The stark reality is that the world’s wealthiest contribute the most to our changing climate - with the root of that wealth stemming from unsustainable practices that harm the planet. One of our artists, Belinda Chlouber, explores this in her artwork Choose. Chlouber sharply contrasts humanity’s money-focused mindset, that places the environment as of low priority, with a perspective that puts people and the planet at its core.
The richest 1% of the global population emit double the amount of carbon than the poorest 50%...
In its impacts, it is the latter who get hit the hardest. Countries who experience the worst climate impacts tend to have a cyclical relationship with the financial burdens. They have less money to put in pre-emptive management and preventative measures. So when hit by an extreme weather event or climate consequence, the impacts can be devastating.
Repairs of such an event can be costly. Cyclone Idai in 2019, for example, cost Mozambique around $3.2 billion in reconstruction damages - of which, only $1.8 billion was received in aid. This has left the country with extreme damages which they lacked the funds to repair.
Of course, climate change affects wealthier nations as well…
The 2005 Hurricane Katrina in Mississippi was a huge disaster for the US; but, these are less likely and such places are overall more equipped to handle the events both materially and financially. Katrina victims were offered as much as $30,000 per household, while Mozambicans still live amongst the destruction caused by three more cyclones since. Richer areas, such as Miami Beach, are also able to put millions of dollars toward climate change mitigation and prevention for expected events.
Jenny Blazing’s artwork Reign discusses economic disparity and responsibility within climate change. The artist visually argues the need for richer nations to recognise their disproportionate contribution to environmental degradation. Crumbling elements within Blazings representation of cityscapes ties our negatively changing climate at the fault of capitalist structures: of which, richer nations bear the responsibility.
Location plays a major part with economic and climate injustice…
Some areas are simply more likely than others to experience the impacts of climate change based on their geographic placement. Where money is needed to move if one’s current climate is no longer serving them, the crisis instigates a cycle where poorer communities remain trapped in their area and live amongst the devastation caused.
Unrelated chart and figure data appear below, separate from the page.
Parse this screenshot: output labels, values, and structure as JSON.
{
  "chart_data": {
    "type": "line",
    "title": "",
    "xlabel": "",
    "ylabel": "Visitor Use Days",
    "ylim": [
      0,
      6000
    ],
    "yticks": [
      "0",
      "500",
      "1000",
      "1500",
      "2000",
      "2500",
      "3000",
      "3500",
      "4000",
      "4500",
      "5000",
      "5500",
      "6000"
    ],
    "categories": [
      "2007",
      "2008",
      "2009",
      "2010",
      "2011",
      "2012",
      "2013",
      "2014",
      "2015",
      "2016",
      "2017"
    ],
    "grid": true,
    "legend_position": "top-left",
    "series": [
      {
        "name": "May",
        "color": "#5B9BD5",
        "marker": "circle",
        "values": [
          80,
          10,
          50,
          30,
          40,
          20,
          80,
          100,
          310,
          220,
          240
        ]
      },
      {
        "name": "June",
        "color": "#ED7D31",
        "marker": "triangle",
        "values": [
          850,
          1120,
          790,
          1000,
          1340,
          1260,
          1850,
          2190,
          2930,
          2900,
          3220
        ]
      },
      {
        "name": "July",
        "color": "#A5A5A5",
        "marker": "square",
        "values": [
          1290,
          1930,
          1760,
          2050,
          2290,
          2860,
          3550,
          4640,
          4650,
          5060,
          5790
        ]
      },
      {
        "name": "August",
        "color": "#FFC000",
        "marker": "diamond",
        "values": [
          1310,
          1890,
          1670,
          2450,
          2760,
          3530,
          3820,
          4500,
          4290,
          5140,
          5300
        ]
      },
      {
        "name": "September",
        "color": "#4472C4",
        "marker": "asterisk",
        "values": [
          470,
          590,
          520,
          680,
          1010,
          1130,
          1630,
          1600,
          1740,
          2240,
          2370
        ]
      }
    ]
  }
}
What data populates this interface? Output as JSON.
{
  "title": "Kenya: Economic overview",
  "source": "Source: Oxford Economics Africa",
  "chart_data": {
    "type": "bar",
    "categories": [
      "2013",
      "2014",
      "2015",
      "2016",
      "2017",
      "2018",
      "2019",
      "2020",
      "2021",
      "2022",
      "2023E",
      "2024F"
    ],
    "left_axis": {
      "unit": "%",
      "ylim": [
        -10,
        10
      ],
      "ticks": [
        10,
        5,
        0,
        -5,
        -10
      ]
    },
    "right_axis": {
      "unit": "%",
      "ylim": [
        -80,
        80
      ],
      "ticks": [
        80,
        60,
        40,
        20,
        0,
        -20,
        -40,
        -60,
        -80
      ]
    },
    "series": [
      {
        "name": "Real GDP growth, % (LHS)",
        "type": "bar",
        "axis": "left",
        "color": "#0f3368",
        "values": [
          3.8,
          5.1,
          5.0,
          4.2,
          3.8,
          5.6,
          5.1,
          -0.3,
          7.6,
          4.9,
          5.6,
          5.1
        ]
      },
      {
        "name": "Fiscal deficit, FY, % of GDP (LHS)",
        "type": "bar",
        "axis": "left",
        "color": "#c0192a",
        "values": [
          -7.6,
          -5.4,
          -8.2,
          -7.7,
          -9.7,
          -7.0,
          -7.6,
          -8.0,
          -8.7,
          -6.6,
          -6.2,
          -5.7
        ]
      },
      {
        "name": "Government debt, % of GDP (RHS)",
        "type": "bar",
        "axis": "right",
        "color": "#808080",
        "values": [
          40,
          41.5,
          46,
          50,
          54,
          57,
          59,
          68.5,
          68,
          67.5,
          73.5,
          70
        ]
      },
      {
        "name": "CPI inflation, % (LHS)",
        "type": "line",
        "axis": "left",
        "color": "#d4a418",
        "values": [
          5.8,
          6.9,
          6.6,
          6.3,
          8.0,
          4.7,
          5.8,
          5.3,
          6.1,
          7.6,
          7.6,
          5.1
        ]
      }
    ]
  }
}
Economic justice fights for equality within the economy to increase its success and fairness. This would aid poorer nations to tackle climate change, and help break the cycle of poverty. After all, the wealthiest members of the world’s population are responsible for the majority of carbon emissions - so who really should take the burden? Capitalist Greed by photojournalist Kristian Buus, draws attention to this disproportionality and the differing goals between richer communities who seek economic gain and poorer nations who simply wish to survive.